The scientific evidence is limited and there are inconsistent results on the influences of the degree of VI, gender, age, and school types (Lieberman & McHugh, 2001; Meek & Maguire, 1996; Short & Winnick, 1986; Wyatt & Ng, 1997).
Limitations
Relatively few studies of physical activity, physical fitness, and body composition among children and young adults with VIs were published between January 1984 and April 2014 inclusive. The aims, study design, participants, and measures of outcomes differed to some extent between the reviewed studies. The studies differed in the reported degree of vision loss, definition of VI, age of the participants, time and geographic disparities, and measurements of physical activity and physical fitness, and thus complicated the comparison. The diagnosis, cause, progression of the disease or vision loss, and onset-time of VI varied greatly between the studies. Most articles do not mention the causes and onset-time of blindness, although different eye conditions might correspond to different levels of physical activity, physical fitness, and body composition. In addition, most studies had small sample sizes and a cross-sectional study design. Therefore, the data were not synthesized in a meta-analysis because of the small number and heterogeneity of the included studies. In addition, we suggest that selection bias occur in at least some studies (Ayvazoglu et al., 2006; Karakaya et al., 2009; Kozub, 2004; Kozub & Oh, 2006; Kroksmark & Nordell, 2001; Morelli et al., 2011). The selection bias may special refer to the studies with that no proper randomization and therefore the samples may not be representative of the population to be analysed. Some conclusions of studies may not be accurate because selection bias has not been taken into account.
Conclusion
Lack of longitudinal observational studies and RCTs reduced the possibilities to draw cause–effect conclusions. However, the 23 cross-sectional studies confirmed that young adults with VI may need more physical activity to become fitter and have a healthier body composition. Furthermore, low physical activity may influence higher prevalence of overweight and obesity among children and young adults with vision loss.

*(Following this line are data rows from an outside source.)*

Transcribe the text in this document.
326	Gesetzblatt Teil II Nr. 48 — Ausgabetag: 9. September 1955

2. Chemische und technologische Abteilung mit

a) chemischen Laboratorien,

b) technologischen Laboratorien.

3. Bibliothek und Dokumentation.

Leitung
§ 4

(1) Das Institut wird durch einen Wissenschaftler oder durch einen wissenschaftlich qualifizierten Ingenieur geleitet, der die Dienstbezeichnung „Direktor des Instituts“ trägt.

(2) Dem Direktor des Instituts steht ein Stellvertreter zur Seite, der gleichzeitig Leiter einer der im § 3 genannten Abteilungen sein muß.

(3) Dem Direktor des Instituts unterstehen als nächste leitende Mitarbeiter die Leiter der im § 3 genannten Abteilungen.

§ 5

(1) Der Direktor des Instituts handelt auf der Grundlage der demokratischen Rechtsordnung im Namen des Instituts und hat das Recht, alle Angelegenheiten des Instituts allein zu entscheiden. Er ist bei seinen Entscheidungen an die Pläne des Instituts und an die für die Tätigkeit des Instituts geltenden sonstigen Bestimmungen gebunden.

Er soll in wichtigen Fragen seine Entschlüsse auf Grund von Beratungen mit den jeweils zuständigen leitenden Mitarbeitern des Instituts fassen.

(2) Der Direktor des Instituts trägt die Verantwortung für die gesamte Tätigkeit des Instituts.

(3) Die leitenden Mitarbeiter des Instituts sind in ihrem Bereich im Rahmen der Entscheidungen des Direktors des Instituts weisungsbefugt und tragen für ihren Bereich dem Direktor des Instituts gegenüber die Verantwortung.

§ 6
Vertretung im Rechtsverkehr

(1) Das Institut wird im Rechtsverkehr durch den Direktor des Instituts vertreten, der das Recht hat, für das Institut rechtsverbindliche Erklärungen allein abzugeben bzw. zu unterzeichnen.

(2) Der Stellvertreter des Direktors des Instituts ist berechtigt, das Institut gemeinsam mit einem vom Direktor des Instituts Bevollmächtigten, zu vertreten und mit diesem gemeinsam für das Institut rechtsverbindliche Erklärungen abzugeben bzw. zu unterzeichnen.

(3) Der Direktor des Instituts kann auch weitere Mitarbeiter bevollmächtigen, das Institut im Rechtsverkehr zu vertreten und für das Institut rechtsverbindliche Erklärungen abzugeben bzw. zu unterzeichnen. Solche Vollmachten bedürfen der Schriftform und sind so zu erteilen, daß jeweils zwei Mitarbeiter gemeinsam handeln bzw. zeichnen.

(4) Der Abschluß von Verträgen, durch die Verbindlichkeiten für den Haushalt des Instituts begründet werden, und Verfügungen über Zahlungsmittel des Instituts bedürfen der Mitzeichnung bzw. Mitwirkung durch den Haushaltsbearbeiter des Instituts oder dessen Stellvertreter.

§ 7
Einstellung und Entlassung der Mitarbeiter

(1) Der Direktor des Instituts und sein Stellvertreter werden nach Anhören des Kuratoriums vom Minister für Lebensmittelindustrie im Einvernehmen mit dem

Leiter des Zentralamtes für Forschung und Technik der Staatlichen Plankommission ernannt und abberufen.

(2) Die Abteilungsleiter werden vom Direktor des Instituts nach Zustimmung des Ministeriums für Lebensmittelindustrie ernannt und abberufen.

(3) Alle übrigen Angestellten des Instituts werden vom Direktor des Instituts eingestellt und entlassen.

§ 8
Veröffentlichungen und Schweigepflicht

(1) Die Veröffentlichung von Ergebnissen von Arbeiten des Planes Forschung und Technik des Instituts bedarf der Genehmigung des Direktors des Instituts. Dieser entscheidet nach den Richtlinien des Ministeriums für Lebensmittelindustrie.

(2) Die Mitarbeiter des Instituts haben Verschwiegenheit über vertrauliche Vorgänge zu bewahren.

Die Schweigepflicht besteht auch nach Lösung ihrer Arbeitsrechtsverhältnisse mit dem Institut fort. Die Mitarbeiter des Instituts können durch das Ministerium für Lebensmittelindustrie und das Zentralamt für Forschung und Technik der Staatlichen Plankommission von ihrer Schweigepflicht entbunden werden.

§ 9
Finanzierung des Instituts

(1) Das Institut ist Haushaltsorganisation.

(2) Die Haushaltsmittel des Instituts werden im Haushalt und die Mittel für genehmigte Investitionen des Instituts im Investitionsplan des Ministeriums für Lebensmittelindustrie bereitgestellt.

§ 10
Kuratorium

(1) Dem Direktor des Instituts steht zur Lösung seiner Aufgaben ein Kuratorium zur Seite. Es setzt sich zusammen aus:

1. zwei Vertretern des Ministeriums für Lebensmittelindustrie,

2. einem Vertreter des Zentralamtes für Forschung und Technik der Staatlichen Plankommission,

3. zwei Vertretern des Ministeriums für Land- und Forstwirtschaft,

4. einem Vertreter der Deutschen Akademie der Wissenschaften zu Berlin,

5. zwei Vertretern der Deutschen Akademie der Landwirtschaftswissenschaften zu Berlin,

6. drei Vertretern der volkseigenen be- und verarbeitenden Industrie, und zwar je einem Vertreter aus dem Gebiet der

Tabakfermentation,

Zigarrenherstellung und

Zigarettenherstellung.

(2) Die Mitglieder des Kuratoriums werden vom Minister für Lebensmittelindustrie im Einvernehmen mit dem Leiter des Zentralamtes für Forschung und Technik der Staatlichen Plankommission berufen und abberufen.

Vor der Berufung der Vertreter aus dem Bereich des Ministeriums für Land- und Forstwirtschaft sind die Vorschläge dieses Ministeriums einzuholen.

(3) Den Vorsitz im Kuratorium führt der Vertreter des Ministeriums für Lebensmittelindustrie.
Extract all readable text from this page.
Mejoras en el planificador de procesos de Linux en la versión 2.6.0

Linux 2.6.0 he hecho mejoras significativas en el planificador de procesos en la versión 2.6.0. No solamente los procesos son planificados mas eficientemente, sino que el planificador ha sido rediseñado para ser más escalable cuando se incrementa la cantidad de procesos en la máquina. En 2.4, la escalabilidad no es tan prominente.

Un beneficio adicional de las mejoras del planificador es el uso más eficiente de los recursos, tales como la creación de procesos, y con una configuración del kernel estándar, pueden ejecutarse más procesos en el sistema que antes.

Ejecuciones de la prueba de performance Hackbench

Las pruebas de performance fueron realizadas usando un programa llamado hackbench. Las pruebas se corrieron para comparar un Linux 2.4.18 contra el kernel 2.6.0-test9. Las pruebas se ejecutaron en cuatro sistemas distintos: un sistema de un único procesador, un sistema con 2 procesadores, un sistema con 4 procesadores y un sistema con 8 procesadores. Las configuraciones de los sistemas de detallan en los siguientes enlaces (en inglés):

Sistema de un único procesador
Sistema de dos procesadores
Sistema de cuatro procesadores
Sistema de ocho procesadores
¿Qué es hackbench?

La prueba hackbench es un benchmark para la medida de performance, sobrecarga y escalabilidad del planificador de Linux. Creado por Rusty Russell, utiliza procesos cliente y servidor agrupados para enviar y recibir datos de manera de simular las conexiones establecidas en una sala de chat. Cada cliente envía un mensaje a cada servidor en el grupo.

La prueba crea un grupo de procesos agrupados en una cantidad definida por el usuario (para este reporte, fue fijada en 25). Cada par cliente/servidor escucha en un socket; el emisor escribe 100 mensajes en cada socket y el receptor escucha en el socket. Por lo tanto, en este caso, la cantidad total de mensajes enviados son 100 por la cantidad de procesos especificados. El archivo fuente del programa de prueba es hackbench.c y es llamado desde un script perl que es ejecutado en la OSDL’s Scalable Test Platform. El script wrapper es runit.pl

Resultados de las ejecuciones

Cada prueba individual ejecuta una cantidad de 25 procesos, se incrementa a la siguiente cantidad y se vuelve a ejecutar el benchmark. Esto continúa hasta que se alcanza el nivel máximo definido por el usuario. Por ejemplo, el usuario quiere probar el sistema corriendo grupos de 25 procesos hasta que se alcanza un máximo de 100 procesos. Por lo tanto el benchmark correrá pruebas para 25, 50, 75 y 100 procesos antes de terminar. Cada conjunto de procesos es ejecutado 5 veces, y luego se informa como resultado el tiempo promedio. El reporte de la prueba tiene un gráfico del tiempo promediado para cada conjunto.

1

Participation in physical activity and adequate nutrition knowledge may be important for children with VIs to improve their physical health and quality of life. More longitudinal intervention studies are required.
Footnotes
Declaration of conflicting interests
The authors declared no potential conflicts of interest with respect to the research, authorship, and/or publication of this article.
Funding
The authors received no financial support for the research, authorship, and/or publication of this article.